Developers and building owners are constantly searching for pathways to extend their buildings to the great outdoors.
Take the case of the iconic Willis Tower in Chicago, whose owners recently announced a $500 million facelift of the nation’s second-tallest building. That renovation will include a 30,000-sf outdoor deck and garden and a new three-story, all-glass structure that will sit on top of the skyscraper’s existing street-level stone plaza. The new design will break the barrier that currently separates the building from the urban streetscape.
Museums are especially keen to use their outdoor areas for exhibits and gathering places for patrons. One such building is the new Whitney Museum of American Art, located between the Hudson River and the High Line in New York’s Meatpacking District.
“There was a strong desire to expand the notion of what the gallery might be,” says Scott Newman, FAIA, Partner at Cooper Robertson, the Whitney Museum’s executive architect. (Renzo Piano Building Workshop was the design architect.)
Newman and his firm’s Senior Associates Greg Weithman, AIA, and Thomas Holtzman recently published a white paper, “Exterior as Gallery,” which details the design and engineering complexities behind the Whitney’s deployment of 13,000 sf of outdoor space and terraces to attract new audiences.
The Whitney engages the High Line’s year-round crowds “with super-scale works of art mounted on its exterior planes,” the authors write.
The museum’s façade consists of seven-inch-thick architectural precast concrete panels—some weighing 20,000 pounds—and a steel-plate-clad unitized curtain wall system. Ultra-clear, low-iron glass walls make the outdoor space an extension of the interior galleries. A dense pattern of stainless steel bolts project half an inch off the face of the building; crews can tether lanyards to the bolts to lock in, level, and stabilize an art installation and platform.
The Whitney project team: Renzo Piano Building Workshop and Cooper Robertson (architects), Robert Silman Associates (SE), Philip Habib & Associates (CE), WTM Engineers (flood mitigation), Jaros, Baum & Bolles (MEP/FP), Heintges (building envelope/curtain wall consultant), Arup (lighting), Mathews Nielson Landscape Architecture, and Turner Construction (CM).
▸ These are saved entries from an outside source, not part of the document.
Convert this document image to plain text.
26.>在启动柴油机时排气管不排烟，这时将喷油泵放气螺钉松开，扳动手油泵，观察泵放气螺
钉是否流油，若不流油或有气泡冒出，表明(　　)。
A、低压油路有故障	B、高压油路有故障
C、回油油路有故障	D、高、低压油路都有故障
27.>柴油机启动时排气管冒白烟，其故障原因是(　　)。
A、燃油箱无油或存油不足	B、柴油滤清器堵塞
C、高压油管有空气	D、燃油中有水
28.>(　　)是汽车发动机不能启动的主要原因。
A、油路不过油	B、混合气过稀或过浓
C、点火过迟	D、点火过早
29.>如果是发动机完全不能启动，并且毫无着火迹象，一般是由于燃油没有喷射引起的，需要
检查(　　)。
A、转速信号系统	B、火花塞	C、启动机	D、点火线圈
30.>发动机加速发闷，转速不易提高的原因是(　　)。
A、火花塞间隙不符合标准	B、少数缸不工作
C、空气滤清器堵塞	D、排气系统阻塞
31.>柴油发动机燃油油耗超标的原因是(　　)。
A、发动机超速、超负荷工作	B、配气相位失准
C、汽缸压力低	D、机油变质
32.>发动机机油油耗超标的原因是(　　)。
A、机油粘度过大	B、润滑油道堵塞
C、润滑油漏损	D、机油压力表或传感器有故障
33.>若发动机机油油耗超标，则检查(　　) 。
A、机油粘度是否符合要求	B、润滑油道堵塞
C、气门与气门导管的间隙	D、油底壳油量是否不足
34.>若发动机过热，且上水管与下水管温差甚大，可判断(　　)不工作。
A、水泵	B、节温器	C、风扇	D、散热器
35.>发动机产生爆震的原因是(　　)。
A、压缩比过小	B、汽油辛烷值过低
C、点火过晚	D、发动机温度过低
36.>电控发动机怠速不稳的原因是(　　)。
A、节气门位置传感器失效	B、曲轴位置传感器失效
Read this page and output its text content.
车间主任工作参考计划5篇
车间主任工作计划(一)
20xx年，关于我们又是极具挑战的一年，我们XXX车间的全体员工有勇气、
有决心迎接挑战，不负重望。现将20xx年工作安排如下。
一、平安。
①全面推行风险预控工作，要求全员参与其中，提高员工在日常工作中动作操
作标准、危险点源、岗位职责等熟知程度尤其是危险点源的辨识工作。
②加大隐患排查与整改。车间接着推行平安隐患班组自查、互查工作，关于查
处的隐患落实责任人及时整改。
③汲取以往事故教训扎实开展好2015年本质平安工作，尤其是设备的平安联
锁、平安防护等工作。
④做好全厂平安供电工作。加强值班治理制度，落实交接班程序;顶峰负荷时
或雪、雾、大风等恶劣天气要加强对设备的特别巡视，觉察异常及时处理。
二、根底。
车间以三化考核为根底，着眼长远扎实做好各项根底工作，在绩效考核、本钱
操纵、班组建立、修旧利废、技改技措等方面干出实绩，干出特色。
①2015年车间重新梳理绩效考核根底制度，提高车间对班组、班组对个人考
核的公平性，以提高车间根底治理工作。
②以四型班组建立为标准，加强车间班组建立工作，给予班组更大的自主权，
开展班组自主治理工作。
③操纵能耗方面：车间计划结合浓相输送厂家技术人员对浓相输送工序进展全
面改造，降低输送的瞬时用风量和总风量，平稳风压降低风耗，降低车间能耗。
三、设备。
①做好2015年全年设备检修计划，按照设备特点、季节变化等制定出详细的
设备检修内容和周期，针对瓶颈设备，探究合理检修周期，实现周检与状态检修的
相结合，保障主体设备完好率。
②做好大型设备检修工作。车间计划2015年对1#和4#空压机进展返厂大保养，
Photo: Ben Gancsos.
Works of art can also be anchored to four art terraces suspended from the façade. The terraces, which are connected by stairs, provide visitors with a variety of vantage points. They also function as party spaces.
To suspend art legally off of the façade that faces the High Line’s Maintenance & Operations Building, the Whitney acquired the air rights of the M&O terrace. To safely anchor art to the museum’s terraces, the project team integrated hardware produced by TriPyramid, which specializes in high-performance yacht rigging.
Newman says it was imperative to integrate the exteriors as gallery space into the façade early in the design process “so it didn’t look like an afterthought.”
He notes, too, that what distinguishes the Whitney from other museums is that its exterior galleries were designed to be flexible enough to house curated exhibits that change over time. That meant taking into account exterior structural loads, lighting, and audio-visual capabilities.
The façade required local structural frame engineering. Robert Silman Associates, the project’s structural engineer, reinforced the structure to handle the addition of a 600-pound pullout load. The terraces have technology consolidation points with company switches for theatrical performances and A/V needs, cable passes for broadcast events, and data receptacles.
As other building typologies, such as hotels, retail, and offices, are programming their outdoor spaces, Newman cautions that it’s critical for owners to keep in mind that “this is a real investment in the initial cost of the building. Owners also need to accept the idea that they are going to have to curate events, or commit to temporary exhibits,” all of which have costs attached to them.